Firaaq is not as much of a turn-off as the fact that it has won 6 international awards would suggest. Perhaps that is because you go prepared for the fact that it has won 6 international awards and so keep your expectations at the, er, expected level, or it is because people who knowingly go to movies that have won 6 international awards are the kind that would enjoy them anyway. Anyway, it is better than
Aamir, even if that's not saying much.
To be fair to it, Firaaq is not made for mainstream audiences - it is made for critics and film festivals, and if it can find people who will pay to watch it, that's a bonus. It has all the ingredients that would make a movie from India win international awards - i. e., poverty and slums. And the main faces in the cast are Deepti Naval, Naseeruddin Shah and Paresh Rawal, which make its case irrefutable.

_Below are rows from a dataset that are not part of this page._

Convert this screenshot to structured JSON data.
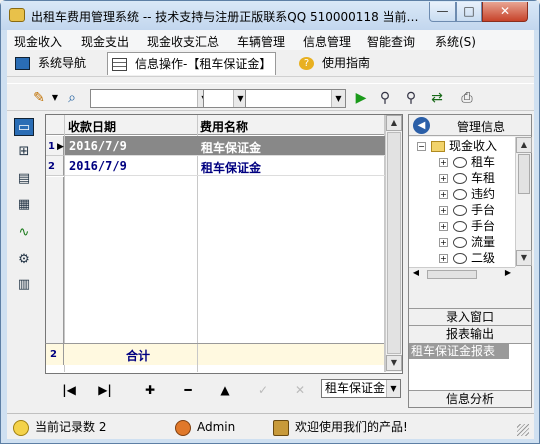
{
  "window": {
    "title": "出租车费用管理系统 -- 技术支持与注册正版联系QQ 510000118  当前…",
    "min": "—",
    "max": "□",
    "close": "✕"
  },
  "menu": [
    "现金收入",
    "现金支出",
    "现金收支汇总",
    "车辆管理",
    "信息管理",
    "智能查询",
    "系统(S)"
  ],
  "tabs": [
    {
      "label": "系统导航"
    },
    {
      "label": "信息操作-【租车保证金】"
    },
    {
      "label": "使用指南"
    }
  ],
  "grid": {
    "headers": [
      "收款日期",
      "费用名称"
    ],
    "rows": [
      {
        "idx": "1",
        "date": "2016/7/9",
        "name": "租车保证金",
        "selected": true
      },
      {
        "idx": "2",
        "date": "2016/7/9",
        "name": "租车保证金",
        "selected": false
      }
    ],
    "summary": {
      "idx": "2",
      "label": "合计"
    }
  },
  "nav": {
    "first": "|◀",
    "prev": "▶|",
    "add": "✚",
    "remove": "━",
    "up": "▲",
    "confirm": "✓",
    "cancel": "✕",
    "combo": "租车保证金"
  },
  "right_panel": {
    "title": "管理信息",
    "tree": {
      "root": "现金收入",
      "children": [
        "租车",
        "车租",
        "违约",
        "手台",
        "手台",
        "流量",
        "二级"
      ]
    },
    "buttons": {
      "entry": "录入窗口",
      "report": "报表输出",
      "analysis": "信息分析"
    },
    "report_items": [
      "租车保证金报表"
    ]
  },
  "status": {
    "records": "当前记录数 2",
    "user": "Admin",
    "welcome": "欢迎使用我们的产品!"
  }
}
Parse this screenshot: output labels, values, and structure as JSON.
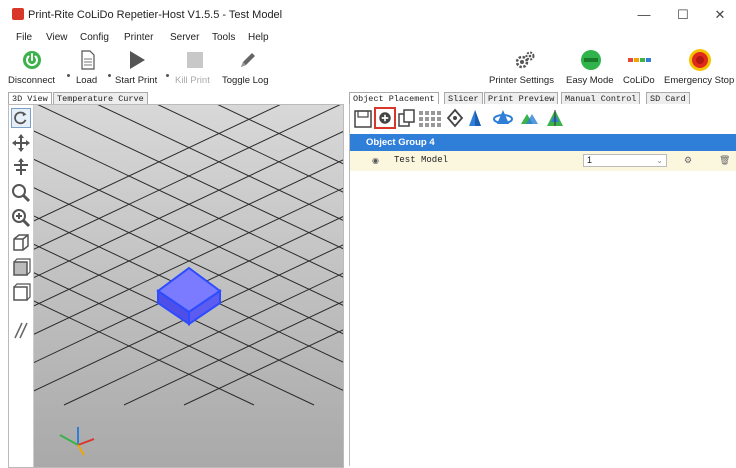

A movie showcasing the profiling and terrorising of innocent Muslims post the Godhra attacks of 2002, Firaaq does an excellent job of being judgemental while looking completely non-judgemental. On the face of it, the film showcases the lives of everyday Muslims in Ahmedabad in the weeks immediately after the attacks, including an auto-rickshaw driver and his wife, an aging singer, a kid who's been orphaned by the riots, and a new-age businessman whose shop has been looted.
They are all victimized both by the administration and by ordinary citizens who are wary and almost xenophobically intolerant of Muslims after the attacks. The movie has no specific story, and like a true art film, ends totally randomly, unless, of course, you are willing to dig really deep to activate that part of your brain that handles subtle metaphors.
Sure, Firaaq is not made for entertainment; its maker - Nandita Das - has a point she wishes to make, and a style she chooses to do that in. By those parameters, any movie would be a good movie, of course, but even giving her the benefit of that doubt, you can't help see the biases inherent in her take of a very sensitive subject, which is essentially what makes this a less-than-haloed movie.
The biases come out in how naively anti-Muslim sentiments are denounced in the movie. For example, a universal gripe in India - that the English TV and print media give more footage and sympathy when Muslim/Christian victims are involved than when Hindu victims are involved, thus appearing "psuedo-secular" - is made to look despicable because it is a despicable person in the movie mouthing it.
Then, every time a point is made about how it was some Muslims that started it all - again a point that Das
has to address given how many people feel that way - it is made by someone portrayed as coarse (a street-side vendor once, and an opinionated housewife at another time), in the direct presence of a silently-suffering victim, and quickly put down through sound arguments by educated and statesmanly hangers-around. Hardly the most mature way of handling the issue.
There are 2 commonly-held opinions of the Godhra riots (fullhyd.com endorses neither of them). The first is that the riots were heinous, quasi-genocidal acts of rape, mutilation and murder of innocent people, planned and executed by ruthless communal politicians interested in consolidating their votebanks and nothing else. The second is the more complicated, and seemingly insensitive, argument that the riots were a necessary evil to protect innocent Hindus from future attacks.
People of this opinion hold that the original perpetrators who torched a train targeted innocent Hindus themselves due to a traditional perception that Hindus are weak, and that these criminals can never be punished directly by the law (since no one knows who did it or where to find them).
The only way then, they argue, to ensure that they never do it again and that more innocent Hindus do not die as such criminals get emboldened, was to unleash a backlash that serves as a deterrent against such attacks again. For fear of what would happen to innocent people of their own community if they targeted innocent people of another community, they would not repeat, is the argument. Before calling us primitive, suggest an alternative, is their stance.
The problem with Firaaq, given how consistently it focuses
only on the victimised Muslims (however much they deserve such focus), is that it is blatant in wearing its support for one stance on its sleeve, showing only one side of this complicated debate and belittling the other instead of suggesting any sensitive solutions.
Naseeruddin Shah is brilliant as an aging Muslim artist who won't see evil, and the film in general has good performances and intelligent portrayal of emotions - and good dialogues for Bollywood standards. A low-budget movie that shows it by appearing in 35mm, this one may not be the greatest of arthouse flicks, but is rather okay from a debutante director. Hopefully Das will present more balanced views hereon.